Дорога была долгой и трудной. Тех, кто не мог идти убивали на месте. Далеко позади остались зарево и дым догоравшей деревни. На пути следования слуг барона и их пленных то и дело попадались разорённые хутора и селения, от которых остались лишь обугленные столбы ворот. Кое-где на деревьях висели казнённые баронами люди. Некоторые были недавно повешены за шею, и их синие распухшие лица с вывалившимися языками и вытаращенными глазами наводили ужас на пленённых крестьян. Запуганные и суеверные, они никогда не могли себе представить такого земного ада. Меж тем, далее дорога становилась всё страшнее, и всё больше на ней попадалось мертвецов. На деревьях вдоль дороги болтались повешенные за ноги, за пальцы, за рёбра. Особо поражал всех вид беременной женщины, которую повесили за волосы, распаров живот. Но вскоре у каждого третьего повешенного было распорото брюхо, и кишки свисали зловонной бахромой почти до колен. На колы были насажены человеческие головы, глазницы которых были пусты, ибо вороны давно уже выклевали глаза. Некоторые особо прочные колья украшали целые тела людей, умерших в страшных муках. Огромные стаи ворон и других пожирателей падали кружили по окрестности, привлекаемые запахом разлагающейся плоти. Сотни диких собак, волков и прочих опасных зверей наводнили округу. Ад на земле создали два брата барона.

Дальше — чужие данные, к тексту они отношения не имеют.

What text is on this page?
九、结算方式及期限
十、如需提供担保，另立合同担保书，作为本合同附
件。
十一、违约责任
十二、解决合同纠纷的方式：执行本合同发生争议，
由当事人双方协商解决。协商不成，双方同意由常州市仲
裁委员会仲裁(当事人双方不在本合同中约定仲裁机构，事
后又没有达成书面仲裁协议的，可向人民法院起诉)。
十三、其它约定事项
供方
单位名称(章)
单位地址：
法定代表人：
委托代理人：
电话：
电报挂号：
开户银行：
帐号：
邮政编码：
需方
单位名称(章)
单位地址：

Дорога шла в гору, подъём становился круче, и после поворота Томаш увидел в лучах заходящего солнца тёмную громаду замка де Веги. Но не только замок освещал зловещий пожар заката, его лучи касались ветвей больших высохших деревьев, на которых страшными плодами висели маленькие дети. Некоторые были просто приколочены гвоздями к стволам и использовались баронами и их слугами в качестве тренировочных мишеней. Птицы кружили в небе, изредка садясь на маленькие трупики, чтобы поклевать их нежное мясо.

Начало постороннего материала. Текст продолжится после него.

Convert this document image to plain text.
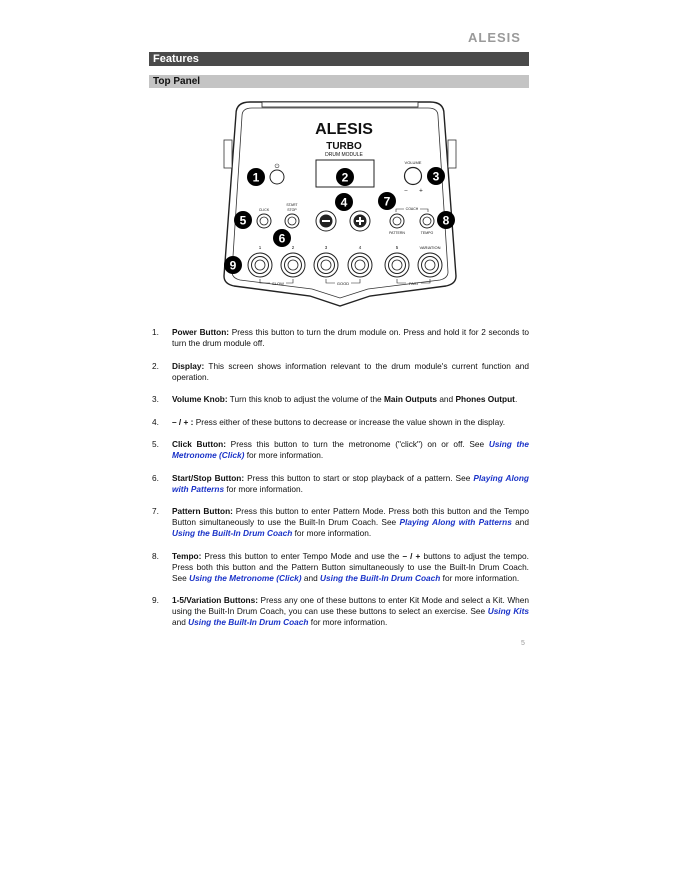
ALESIS
Features
Top Panel
ALESIS
TURBO
DRUM MODULE
⏻
VOLUME
− +
CLICK
START
STOP	COACH
PATTERN	TEMPO
1	2	3	4	5	VARIATION
SLOW	GOOD	FAST
1	2	3
4
5
6
7
8
9
1. Power Button: Press this button to turn the drum module on. Press and hold it for 2 seconds to turn the drum module off.
2. Display: This screen shows information relevant to the drum module's current function and operation.
3. Volume Knob: Turn this knob to adjust the volume of the Main Outputs and Phones Output.
4. – / + : Press either of these buttons to decrease or increase the value shown in the display.
5. Click Button: Press this button to turn the metronome ("click") on or off. See Using the Metronome (Click) for more information.
6. Start/Stop Button: Press this button to start or stop playback of a pattern. See Playing Along with Patterns for more information.
7. Pattern Button: Press this button to enter Pattern Mode. Press both this button and the Tempo Button simultaneously to use the Built-In Drum Coach. See Playing Along with Patterns and Using the Built-In Drum Coach for more information.
8. Tempo: Press this button to enter Tempo Mode and use the – / + buttons to adjust the tempo. Press both this button and the Pattern Button simultaneously to use the Built-In Drum Coach. See Using the Metronome (Click) and Using the Built-In Drum Coach for more information.
9. 1-5/Variation Buttons: Press any one of these buttons to enter Kit Mode and select a Kit. When using the Built-In Drum Coach, you can use these buttons to select an exercise. See Using Kits and Using the Built-In Drum Coach for more information.
5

Томаш так устал, что не мог ни на что смотреть. Его ноги передвигались сами собой, повинуясь инстинкту. Единственной жаждой, которую испытывал мальчик, была жажда жизни, и все другие желания давно померкли перед ней. Он молился, как мог, прося о чуде, но чуда не происходило. Конвой, ведший скот, посторонился, давая дорогу очередному разъезду смерти. Около полусотни всадников умчались в ночь сеять ужас и разорение по всей округе. Пропустив эту сатанинскую кавалькаду, конвой со скотиной и Томашом перешёл по подъёмному мосту через глубокий ров. Пройдя через массивную надвратную башню, стражники вывели Томаша и коров на внутренний двор замка. Обессиленного мальчика отвязали от коровьего хвоста, посмеялись над его чумазым, залитым кровью и засохшими слезами лицом и швырнули в толпу пригнанных из разных деревень невольников, стоявших у стены замка. Все пленники баронов молчали, будучи уже не в силах ни плакать, ни стонать.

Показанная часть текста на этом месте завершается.